Chakra significa "rueda" en sánscrito. Los vedas
utilizaron este término para denominar los centros energéticos del cuerpo
humano. Hay siete chakras principales y varios secundarios que corresponden con
los puntos de acupuntura. Cada uno de ellos se asocia con alguna de las
glándulas endocrinas dentro del cuerpo físico.
Estos centros se extienden en
forma de remolinos por el campo energético que rodea el cuerpo físico y está
compuesto por capas sucesivas de energía que vibran a frecuencias cada vez más
elevadas. Cada uno de los chakras tiene una parte frontal y una parte
posterior, excepto el primero y el séptimo. Todos ellos están unidos por un
canal energético que corre a lo largo de toda la espina dorsal.
Funciones principales de los chakras:
- revitalizar cada cuerpo aural o energético y con ello el cuerpo físico;
- provocar el desarrollo de distintos aspectos de la autoconciencia, pues cada chakra está relacionado con una función psicológica específica; y transmitir energía entre los niveles aurales ya que cada capa progresiva existe en octavas de frecuencia siempre crecientes.
Cuando
el funcionamiento de los chakras es normal, cada uno de ellos estará abierto,
girando en el sentido de las manecillas del reloj para metabolizar las energías
particulares que necesita del campo de energía universal (energía que también
se ha llamado chi, prana u orgón). Cuando el chakra gira en
sentido contrario a las agujas del reloj, la corriente fluye del centro hacia
fuera, con lo que interfiere el metabolismo. Por tanto, se dice que el chakra
está cerrado o bloqueado a las energías que llegan.

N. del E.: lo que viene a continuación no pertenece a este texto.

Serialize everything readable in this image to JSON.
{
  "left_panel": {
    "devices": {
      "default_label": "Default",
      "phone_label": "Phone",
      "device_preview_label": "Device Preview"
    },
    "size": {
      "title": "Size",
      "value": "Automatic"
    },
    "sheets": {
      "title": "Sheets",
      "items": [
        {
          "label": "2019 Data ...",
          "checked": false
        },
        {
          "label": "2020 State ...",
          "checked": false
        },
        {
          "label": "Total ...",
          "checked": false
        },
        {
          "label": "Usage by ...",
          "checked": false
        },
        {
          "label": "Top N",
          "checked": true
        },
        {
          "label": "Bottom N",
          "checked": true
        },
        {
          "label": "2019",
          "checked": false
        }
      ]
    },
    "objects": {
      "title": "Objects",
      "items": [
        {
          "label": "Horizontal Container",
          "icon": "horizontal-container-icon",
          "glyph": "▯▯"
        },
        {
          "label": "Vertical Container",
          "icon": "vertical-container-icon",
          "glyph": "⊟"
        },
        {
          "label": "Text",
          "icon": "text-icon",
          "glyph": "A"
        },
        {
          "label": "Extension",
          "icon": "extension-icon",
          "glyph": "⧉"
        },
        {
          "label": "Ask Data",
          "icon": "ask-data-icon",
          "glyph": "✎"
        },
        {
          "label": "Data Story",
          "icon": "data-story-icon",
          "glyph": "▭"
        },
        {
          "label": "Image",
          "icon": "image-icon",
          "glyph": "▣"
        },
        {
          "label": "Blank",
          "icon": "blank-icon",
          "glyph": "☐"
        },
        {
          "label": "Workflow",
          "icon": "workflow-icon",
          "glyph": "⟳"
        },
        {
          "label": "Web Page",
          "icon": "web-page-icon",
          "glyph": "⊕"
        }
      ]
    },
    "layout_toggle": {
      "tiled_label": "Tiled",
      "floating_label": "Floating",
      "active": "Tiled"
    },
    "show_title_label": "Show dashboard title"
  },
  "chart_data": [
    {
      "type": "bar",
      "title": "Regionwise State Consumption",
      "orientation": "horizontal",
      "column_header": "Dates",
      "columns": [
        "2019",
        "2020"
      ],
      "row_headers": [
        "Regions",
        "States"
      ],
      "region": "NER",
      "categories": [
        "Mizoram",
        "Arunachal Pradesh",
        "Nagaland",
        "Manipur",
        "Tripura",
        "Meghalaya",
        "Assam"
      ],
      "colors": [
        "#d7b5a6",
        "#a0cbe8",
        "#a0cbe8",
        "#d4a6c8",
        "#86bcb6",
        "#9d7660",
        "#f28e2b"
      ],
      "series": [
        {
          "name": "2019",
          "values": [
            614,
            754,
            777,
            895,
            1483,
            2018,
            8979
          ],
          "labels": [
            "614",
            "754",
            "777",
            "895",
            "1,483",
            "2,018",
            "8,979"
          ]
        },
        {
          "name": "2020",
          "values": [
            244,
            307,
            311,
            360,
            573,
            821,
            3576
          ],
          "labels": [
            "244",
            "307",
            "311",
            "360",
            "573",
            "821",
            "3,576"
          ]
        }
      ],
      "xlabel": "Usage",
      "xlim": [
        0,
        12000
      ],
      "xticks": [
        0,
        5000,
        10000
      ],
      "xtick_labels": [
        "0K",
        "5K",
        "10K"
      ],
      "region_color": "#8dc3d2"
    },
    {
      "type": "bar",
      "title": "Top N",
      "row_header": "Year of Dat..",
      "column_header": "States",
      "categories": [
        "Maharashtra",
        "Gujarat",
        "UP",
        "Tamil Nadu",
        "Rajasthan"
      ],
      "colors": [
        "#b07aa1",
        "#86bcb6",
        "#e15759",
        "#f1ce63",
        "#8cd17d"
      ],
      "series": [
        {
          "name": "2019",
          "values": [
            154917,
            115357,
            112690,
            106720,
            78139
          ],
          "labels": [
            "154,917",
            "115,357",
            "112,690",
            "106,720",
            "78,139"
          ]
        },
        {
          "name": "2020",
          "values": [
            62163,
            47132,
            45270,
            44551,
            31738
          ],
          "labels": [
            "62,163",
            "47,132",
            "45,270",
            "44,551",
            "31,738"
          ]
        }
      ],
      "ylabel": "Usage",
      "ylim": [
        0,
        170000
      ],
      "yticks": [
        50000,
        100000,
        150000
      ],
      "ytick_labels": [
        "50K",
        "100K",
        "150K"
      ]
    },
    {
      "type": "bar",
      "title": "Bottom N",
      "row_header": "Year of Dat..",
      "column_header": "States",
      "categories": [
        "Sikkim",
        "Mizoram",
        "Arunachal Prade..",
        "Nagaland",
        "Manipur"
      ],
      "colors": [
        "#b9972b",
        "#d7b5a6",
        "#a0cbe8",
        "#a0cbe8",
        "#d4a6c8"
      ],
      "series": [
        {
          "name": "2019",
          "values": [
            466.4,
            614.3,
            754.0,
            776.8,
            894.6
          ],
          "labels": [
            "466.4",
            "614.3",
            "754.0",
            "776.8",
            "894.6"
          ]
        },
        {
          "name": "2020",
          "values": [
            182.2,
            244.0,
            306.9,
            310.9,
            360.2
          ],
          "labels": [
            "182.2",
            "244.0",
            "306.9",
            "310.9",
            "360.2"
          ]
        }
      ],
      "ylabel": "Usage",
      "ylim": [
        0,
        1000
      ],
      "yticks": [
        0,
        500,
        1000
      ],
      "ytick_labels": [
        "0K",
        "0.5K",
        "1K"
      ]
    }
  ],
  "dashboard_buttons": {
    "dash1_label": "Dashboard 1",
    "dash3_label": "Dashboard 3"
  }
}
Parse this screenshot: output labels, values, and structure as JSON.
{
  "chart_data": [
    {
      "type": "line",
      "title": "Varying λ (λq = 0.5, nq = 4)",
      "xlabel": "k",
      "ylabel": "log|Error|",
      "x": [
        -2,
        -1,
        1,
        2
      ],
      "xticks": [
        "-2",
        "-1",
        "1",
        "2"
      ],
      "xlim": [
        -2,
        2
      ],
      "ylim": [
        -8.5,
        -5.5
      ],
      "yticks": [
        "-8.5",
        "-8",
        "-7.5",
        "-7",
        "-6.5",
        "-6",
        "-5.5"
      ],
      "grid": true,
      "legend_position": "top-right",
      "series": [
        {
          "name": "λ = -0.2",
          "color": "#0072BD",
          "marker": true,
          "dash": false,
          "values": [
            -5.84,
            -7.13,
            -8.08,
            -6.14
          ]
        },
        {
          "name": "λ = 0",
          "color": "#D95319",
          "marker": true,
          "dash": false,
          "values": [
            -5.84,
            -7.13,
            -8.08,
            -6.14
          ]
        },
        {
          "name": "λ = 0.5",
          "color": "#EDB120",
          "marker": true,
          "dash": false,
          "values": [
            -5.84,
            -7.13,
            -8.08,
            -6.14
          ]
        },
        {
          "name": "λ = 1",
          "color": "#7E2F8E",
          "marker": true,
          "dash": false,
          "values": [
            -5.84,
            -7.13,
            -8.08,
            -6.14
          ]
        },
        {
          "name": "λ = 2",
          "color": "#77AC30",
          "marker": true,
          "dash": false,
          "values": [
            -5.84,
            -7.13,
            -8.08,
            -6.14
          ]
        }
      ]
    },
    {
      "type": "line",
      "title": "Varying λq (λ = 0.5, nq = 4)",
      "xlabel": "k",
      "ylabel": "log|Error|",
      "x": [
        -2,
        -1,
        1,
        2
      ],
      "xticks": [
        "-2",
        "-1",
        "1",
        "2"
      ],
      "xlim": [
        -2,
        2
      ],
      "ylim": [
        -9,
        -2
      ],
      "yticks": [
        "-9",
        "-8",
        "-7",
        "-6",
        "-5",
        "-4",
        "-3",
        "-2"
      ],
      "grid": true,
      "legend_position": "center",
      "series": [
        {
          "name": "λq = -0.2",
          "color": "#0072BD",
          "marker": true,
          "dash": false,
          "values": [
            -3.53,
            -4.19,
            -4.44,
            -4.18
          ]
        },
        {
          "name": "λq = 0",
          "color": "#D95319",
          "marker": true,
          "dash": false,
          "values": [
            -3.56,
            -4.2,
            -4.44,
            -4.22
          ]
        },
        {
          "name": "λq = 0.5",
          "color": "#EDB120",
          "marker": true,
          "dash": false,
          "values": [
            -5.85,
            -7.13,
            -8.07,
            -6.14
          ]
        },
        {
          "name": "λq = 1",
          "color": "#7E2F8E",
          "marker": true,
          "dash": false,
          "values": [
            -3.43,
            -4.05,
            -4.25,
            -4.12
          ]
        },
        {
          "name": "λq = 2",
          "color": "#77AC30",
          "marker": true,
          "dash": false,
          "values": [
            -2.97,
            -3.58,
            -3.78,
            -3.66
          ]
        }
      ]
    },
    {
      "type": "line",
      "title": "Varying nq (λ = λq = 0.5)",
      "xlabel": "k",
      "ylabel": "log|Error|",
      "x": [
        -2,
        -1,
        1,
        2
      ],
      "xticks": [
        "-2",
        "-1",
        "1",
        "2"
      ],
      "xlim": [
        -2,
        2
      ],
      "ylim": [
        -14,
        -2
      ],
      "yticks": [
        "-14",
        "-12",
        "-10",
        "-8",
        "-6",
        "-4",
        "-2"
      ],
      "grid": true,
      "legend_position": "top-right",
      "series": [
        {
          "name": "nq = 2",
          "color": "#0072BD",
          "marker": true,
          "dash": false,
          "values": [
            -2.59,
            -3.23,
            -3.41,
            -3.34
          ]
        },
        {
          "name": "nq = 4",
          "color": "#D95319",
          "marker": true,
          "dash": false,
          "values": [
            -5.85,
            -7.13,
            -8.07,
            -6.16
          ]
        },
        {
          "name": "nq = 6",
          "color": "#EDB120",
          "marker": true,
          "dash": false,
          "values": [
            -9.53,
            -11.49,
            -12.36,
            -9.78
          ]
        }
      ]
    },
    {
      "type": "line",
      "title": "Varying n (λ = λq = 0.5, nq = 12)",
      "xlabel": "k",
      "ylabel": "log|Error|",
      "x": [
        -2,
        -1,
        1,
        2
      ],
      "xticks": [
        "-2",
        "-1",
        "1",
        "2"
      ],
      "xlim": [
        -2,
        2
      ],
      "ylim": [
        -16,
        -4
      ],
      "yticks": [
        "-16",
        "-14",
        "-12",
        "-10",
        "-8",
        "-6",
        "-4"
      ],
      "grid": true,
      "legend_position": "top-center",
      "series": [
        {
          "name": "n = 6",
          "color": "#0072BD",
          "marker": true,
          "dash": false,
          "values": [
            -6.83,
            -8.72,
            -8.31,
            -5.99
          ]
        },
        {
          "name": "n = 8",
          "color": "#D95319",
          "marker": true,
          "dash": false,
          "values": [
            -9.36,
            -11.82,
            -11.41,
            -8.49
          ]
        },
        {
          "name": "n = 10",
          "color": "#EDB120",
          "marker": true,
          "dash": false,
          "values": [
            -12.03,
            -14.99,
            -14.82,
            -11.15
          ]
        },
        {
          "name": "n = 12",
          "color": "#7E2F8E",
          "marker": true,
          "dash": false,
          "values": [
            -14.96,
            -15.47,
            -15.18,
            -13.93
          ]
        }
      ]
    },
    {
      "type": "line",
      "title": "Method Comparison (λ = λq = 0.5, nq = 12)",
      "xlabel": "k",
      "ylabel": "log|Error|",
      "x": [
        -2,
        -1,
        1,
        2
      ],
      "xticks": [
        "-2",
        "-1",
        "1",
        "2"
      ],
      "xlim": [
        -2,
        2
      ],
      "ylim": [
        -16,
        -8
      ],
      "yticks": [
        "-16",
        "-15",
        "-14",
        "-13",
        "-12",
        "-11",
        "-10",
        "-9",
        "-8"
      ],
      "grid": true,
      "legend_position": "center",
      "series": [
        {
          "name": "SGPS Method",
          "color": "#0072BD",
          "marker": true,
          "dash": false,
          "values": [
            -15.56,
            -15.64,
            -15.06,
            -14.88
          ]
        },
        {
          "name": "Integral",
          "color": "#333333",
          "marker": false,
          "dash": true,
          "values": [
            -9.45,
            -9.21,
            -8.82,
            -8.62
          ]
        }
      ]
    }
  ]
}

La mayoría de las personas
tienen tres o cuatro chakras que giran en sentido contrario en un momento
determinado. Como los chakras no sólo son metabolizadores de la energía, sino
que también la detectan, sirven para proporcionarnos información sobre el mundo
que nos rodea. Si bloqueamos algún chakra, no dejamos que entre la información.
Por tanto, cuando nuestros chakras fluyen en sentido contrario a las agujas
del reloj, hacemos salir nuestra energía enviándola al mundo, detectamos la
energía que hemos enviado y decimos que eso es el mundo. Es lo que en
psicología se llama proyección.
La realidad imaginaria que proyectamos al mundo
guarda relación con la "imagen" que nos hemos formado de aquél a
través de nuestras experiencias
infantiles, a través de la mente del niño que fuimos. Dado que cada chakra está
relacionado con una función psicológica específica, lo que proyectamos a través
de cada uno de ellos estará dentro del área de funcionamiento de dicho chakra y
será algo muy personal, ya que la experiencia vital de cada persona es única.